I went to India when I was 15, about 45 years ago. And at that time I met kids who were studying Calculus in the 8th grade. Forty years later we are seeing the result.
I am convinced that by carefully taking the right path, that there is no reason we can not reach that level and beyond well beyond by using computers. But certainly not the way we our society is trying to do it now. Why? Because it won't work. I know what testing is about, because I was one of the best. It is not the answer and is a way of doing thing which is stuck in a traditional and limiting past.
Like I said, I agree with Alan about play, but again that is not the whole story. There has to be a sharper focus on where we are going. We must not use computers as we have taught in the classroom, but must make a definite and clear cut departure from the traditional in order to take full advantage of computers. After all, class room teaching developed and is stable in a way which does not take into account the possibilities of computers. How can it possibly be the best way without a complete understanding of this revolutionary consideration?

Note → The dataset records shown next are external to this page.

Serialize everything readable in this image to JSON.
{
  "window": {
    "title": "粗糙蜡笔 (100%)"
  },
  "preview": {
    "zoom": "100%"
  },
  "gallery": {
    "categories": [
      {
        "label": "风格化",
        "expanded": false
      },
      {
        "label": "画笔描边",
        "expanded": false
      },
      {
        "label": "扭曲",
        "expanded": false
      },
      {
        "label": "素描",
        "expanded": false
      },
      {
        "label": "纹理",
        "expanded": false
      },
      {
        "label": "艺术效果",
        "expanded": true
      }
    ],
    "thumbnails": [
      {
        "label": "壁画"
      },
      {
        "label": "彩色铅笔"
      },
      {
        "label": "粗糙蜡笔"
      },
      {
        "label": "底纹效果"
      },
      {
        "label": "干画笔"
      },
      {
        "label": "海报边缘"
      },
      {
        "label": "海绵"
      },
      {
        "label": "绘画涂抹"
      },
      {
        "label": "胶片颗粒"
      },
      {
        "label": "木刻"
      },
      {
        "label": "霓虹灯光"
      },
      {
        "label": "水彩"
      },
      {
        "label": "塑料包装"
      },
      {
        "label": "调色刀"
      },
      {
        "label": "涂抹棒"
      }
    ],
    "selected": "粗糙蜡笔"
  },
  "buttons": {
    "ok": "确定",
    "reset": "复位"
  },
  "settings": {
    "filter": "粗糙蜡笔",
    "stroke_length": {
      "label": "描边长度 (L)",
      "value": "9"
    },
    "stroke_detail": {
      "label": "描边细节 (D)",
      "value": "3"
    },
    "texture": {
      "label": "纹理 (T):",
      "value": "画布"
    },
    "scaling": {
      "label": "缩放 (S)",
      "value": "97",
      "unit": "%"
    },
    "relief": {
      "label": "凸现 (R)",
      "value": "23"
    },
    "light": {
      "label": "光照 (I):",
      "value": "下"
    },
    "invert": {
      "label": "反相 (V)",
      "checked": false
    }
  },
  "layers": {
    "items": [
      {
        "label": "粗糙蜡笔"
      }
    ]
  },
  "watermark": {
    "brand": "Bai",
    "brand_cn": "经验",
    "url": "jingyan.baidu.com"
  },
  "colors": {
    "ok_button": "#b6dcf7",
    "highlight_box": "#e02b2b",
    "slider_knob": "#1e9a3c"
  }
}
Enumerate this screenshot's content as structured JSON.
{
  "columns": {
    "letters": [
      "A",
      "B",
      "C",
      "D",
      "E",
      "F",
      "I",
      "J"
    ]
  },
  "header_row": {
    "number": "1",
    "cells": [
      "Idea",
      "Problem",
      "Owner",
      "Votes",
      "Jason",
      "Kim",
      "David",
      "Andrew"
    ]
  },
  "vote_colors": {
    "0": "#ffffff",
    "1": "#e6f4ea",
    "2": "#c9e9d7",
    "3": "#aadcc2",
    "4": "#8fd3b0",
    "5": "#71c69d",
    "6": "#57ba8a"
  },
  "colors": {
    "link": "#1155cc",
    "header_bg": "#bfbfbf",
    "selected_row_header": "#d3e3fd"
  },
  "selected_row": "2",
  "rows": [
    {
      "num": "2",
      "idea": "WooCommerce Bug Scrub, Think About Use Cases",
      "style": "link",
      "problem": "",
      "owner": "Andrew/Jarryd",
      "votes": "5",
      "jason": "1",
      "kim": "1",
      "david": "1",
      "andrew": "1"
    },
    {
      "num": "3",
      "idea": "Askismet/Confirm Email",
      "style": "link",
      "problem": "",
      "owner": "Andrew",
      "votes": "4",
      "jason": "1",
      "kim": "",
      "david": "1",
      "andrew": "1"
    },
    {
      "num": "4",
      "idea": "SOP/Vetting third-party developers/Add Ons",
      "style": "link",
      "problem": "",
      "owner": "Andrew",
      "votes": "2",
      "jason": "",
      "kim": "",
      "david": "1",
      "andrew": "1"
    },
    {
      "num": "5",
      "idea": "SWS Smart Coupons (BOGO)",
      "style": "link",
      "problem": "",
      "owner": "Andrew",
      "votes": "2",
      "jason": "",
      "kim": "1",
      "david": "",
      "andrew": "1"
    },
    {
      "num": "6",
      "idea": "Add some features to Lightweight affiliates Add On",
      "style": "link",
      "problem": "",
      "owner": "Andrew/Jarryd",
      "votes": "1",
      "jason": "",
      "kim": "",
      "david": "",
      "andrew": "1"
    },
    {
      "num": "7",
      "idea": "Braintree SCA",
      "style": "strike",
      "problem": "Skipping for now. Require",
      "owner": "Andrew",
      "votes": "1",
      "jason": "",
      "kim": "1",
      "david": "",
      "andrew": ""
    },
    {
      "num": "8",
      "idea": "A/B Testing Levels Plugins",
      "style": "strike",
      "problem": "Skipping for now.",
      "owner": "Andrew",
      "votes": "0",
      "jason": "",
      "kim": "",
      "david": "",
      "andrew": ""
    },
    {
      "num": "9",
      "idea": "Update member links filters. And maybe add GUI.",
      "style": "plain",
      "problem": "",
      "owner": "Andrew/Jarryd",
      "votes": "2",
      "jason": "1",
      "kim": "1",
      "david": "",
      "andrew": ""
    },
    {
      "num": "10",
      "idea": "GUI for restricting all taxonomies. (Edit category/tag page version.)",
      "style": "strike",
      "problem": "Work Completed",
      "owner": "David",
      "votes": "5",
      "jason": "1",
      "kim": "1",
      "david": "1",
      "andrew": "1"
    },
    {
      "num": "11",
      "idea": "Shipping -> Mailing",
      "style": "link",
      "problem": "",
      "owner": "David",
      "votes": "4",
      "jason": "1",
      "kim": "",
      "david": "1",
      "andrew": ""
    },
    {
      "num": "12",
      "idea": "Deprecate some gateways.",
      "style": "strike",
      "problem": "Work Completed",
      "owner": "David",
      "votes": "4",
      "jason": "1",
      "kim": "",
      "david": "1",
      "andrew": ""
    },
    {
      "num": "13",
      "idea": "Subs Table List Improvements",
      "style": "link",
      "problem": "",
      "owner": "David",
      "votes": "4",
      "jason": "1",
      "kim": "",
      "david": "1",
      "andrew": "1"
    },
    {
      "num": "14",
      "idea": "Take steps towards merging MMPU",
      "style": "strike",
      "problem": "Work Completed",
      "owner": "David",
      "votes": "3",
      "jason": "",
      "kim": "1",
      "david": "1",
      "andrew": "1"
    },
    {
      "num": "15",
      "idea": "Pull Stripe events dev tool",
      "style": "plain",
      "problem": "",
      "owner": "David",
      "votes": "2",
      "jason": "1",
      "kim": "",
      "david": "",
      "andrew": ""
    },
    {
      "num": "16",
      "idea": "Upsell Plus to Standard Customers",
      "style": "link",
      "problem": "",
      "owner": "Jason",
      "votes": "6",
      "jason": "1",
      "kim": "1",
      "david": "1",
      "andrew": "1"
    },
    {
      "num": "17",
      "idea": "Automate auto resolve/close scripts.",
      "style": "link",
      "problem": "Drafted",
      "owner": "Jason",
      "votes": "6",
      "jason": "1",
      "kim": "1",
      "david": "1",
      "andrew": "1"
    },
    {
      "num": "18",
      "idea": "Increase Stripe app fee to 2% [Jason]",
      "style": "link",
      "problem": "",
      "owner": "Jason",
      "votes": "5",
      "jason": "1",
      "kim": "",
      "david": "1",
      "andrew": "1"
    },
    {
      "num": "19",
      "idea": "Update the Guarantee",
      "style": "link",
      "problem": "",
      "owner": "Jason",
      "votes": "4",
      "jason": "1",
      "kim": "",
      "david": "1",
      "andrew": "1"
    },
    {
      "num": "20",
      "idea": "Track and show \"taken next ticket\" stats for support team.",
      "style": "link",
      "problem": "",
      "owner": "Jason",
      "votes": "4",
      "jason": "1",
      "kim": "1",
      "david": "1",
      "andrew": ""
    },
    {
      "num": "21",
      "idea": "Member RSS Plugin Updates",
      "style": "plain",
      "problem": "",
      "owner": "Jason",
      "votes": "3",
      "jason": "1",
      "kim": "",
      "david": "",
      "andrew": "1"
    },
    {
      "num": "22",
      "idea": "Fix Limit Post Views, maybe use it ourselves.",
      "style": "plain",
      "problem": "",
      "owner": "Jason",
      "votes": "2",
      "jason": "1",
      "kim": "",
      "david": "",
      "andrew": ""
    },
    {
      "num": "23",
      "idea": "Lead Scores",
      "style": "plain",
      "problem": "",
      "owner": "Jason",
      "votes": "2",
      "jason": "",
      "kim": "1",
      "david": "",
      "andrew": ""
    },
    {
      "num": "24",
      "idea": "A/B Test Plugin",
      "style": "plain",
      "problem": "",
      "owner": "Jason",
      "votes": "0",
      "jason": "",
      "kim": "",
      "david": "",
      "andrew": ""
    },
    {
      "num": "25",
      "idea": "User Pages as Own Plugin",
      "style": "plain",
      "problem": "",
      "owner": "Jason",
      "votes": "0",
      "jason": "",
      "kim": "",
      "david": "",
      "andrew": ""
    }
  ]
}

We must blend what we are good at with what computers are good at. A computer can do things which are extremely difficult for us to do. I have no doubt that a day will come when a computer will keep track of every one of our belongings, and to find that book you misplaced 20 years ago, all you will have to do is ask the computer. We can eventually arrange things so that it can help us track our own educational development, so that if you want to master a new set of skills, it is just a matter of conveniently conveying the information to the computer and immediately having everything you need to do the necessary hard work right at hand, all personally organized for your consideration, with infinite remediation right down to “1 + 1 equals 2” if that is what you lack. To become a master of any intellectual skill, in order to be maximally effective, it must be simple as sitting down and pressing next to begin, with everything including play, exploration ,and the opportunities for initiative right there in front of you ready to go.